Sarah Ferguson, the Duchess of York, suspects that her mobile-phone voicemails were hacked by tabloid reporters.
Prince Andrew's ex-wife is the latest high-profile figure to express concerns over the scandal. Her official spokesman said: "Like many other people, the Duchess of York suspects that her phone was hacked." The Duchess has not reported the matter to Scotland Yard, nor has she identified whom she suspects hacked her. Buckingham Palace declined to comment.
The Duchess's concerns echo those of Prince William, who contacted police in 2005 after personal information on mobile-phone messages began appearing in the News of the World (NotW).
Its royal editor, Clive Goodman, and a private investigator paid £100,000-ayear by the paper, Glenn Mulcaire, were jailed in 2007 for illegally accessing voicemails.
The Duchess's fears indicate that hacking of members of the royal circle may have been more widespread than previously known. It also raises potential security concerns since Prince Andrew, with whom the Duchess is said to be on good terms, is fourth in line to the throne, and their children, Princesses Beatrice and Eugenie are fifth and sixth in the succession.

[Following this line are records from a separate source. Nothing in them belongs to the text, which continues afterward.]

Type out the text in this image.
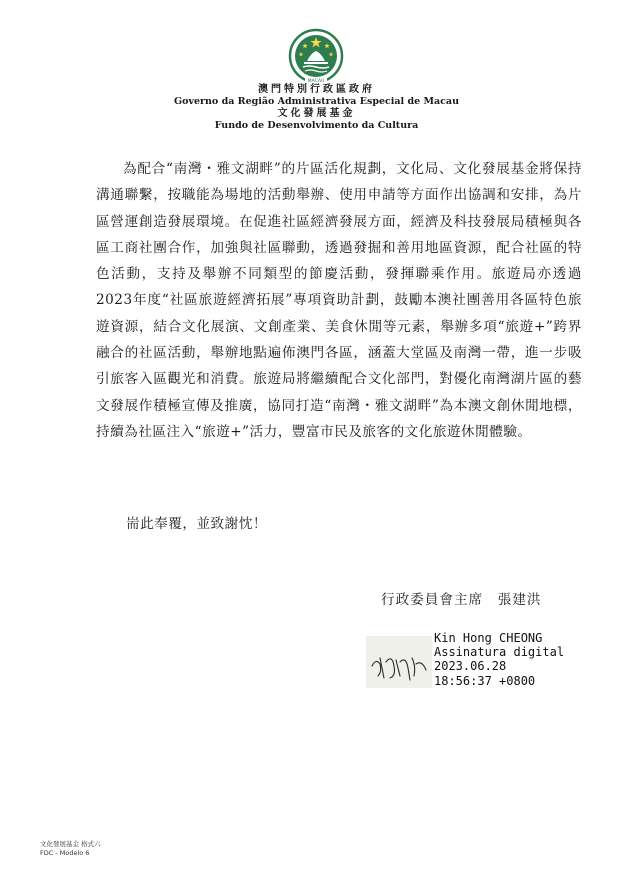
MACAU
澳門特別行政區政府
Governo da Região Administrativa Especial de Macau
文化發展基金
Fundo de Desenvolvimento da Cultura

為配合“南灣・雅文湖畔”的片區活化規劃，文化局、文化發展基金將保持溝通聯繫，按職能為場地的活動舉辦、使用申請等方面作出協調和安排，為片區營運創造發展環境。在促進社區經濟發展方面，經濟及科技發展局積極與各區工商社團合作，加強與社區聯動，透過發掘和善用地區資源，配合社區的特色活動，支持及舉辦不同類型的節慶活動，發揮聯乘作用。旅遊局亦透過2023年度“社區旅遊經濟拓展”專項資助計劃，鼓勵本澳社團善用各區特色旅遊資源，結合文化展演、文創產業、美食休閒等元素，舉辦多項“旅遊+”跨界融合的社區活動，舉辦地點遍佈澳門各區，涵蓋大堂區及南灣一帶，進一步吸引旅客入區觀光和消費。旅遊局將繼續配合文化部門，對優化南灣湖片區的藝文發展作積極宣傳及推廣，協同打造“南灣・雅文湖畔”為本澳文創休閒地標，持續為社區注入“旅遊+”活力，豐富市民及旅客的文化旅遊休閒體驗。

耑此奉覆，並致謝忱！

行政委員會主席　張建洪

Kin Hong CHEONG
Assinatura digital
2023.06.28
18:56:37 +0800
文化發展基金 格式六
FDC - Modelo 6
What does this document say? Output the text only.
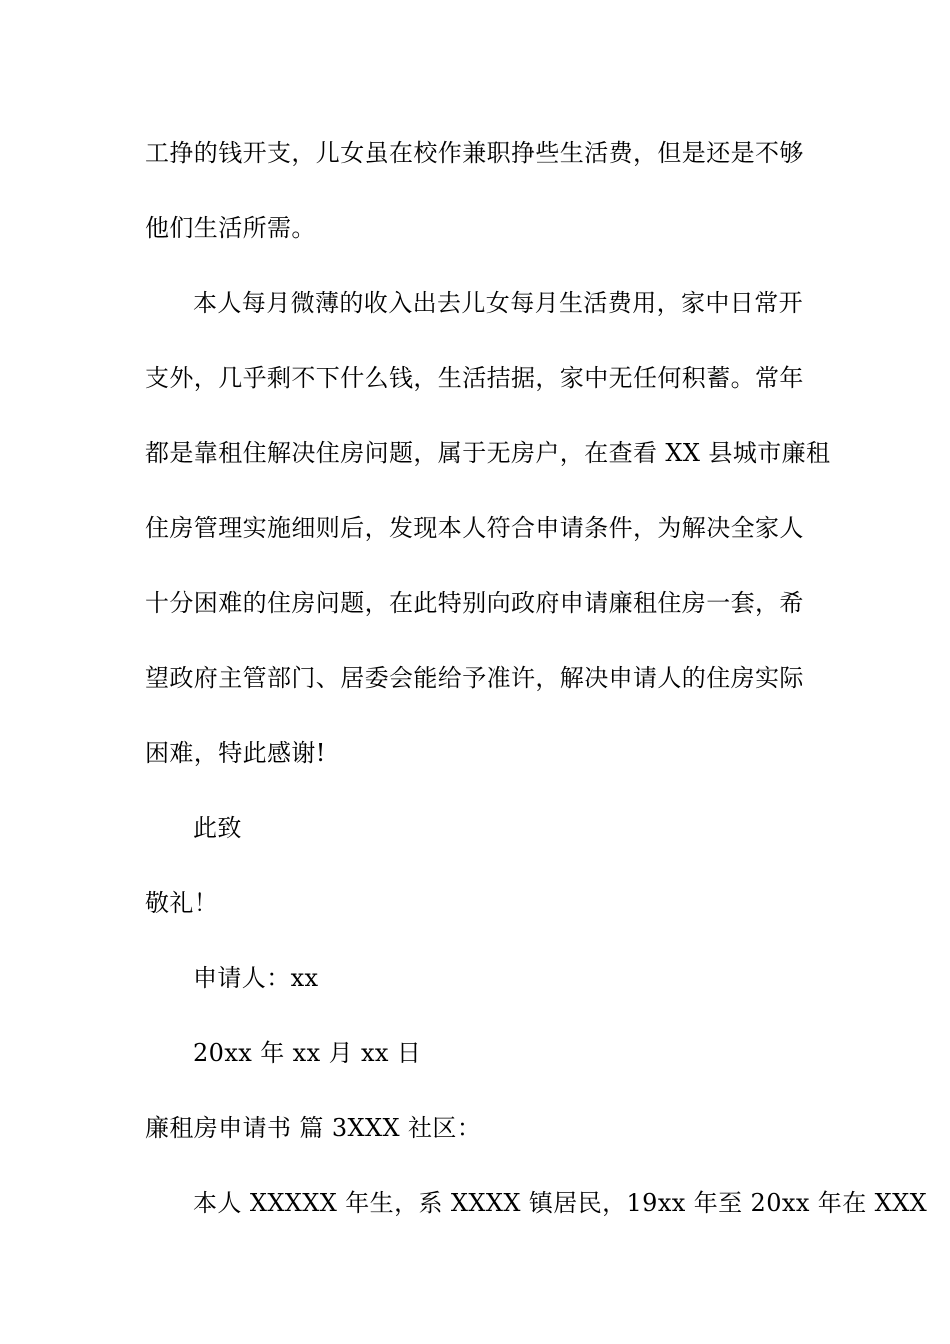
工挣的钱开支，儿女虽在校作兼职挣些生活费，但是还是不够
他们生活所需。
本人每月微薄的收入出去儿女每月生活费用，家中日常开
支外，几乎剩不下什么钱，生活拮据，家中无任何积蓄。常年
都是靠租住解决住房问题，属于无房户，在查看 XX 县城市廉租
住房管理实施细则后，发现本人符合申请条件，为解决全家人
十分困难的住房问题，在此特别向政府申请廉租住房一套，希
望政府主管部门、居委会能给予准许，解决申请人的住房实际
困难，特此感谢!
此致
敬礼！
申请人：xx
20xx 年 xx 月 xx 日
廉租房申请书 篇 3XXX 社区：
本人 XXXXX 年生，系 XXXX 镇居民，19xx 年至 20xx 年在 XXX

The trials and tribulations of the Duchess have been a source of many stories for newspapers over the years.
Last May she was caught on camera by the NotW offering to arrange access to Prince Andrew for £500,000. There is no suggestion that voicemail hacking was used to obtain the story.Dickie Arbiter, a former press secretary to The Queen, said he did not believe the Duchess's messages would have contained valuable information.
"Voicemails are usually pretty innocuous, unless the person is an idiot,"he said.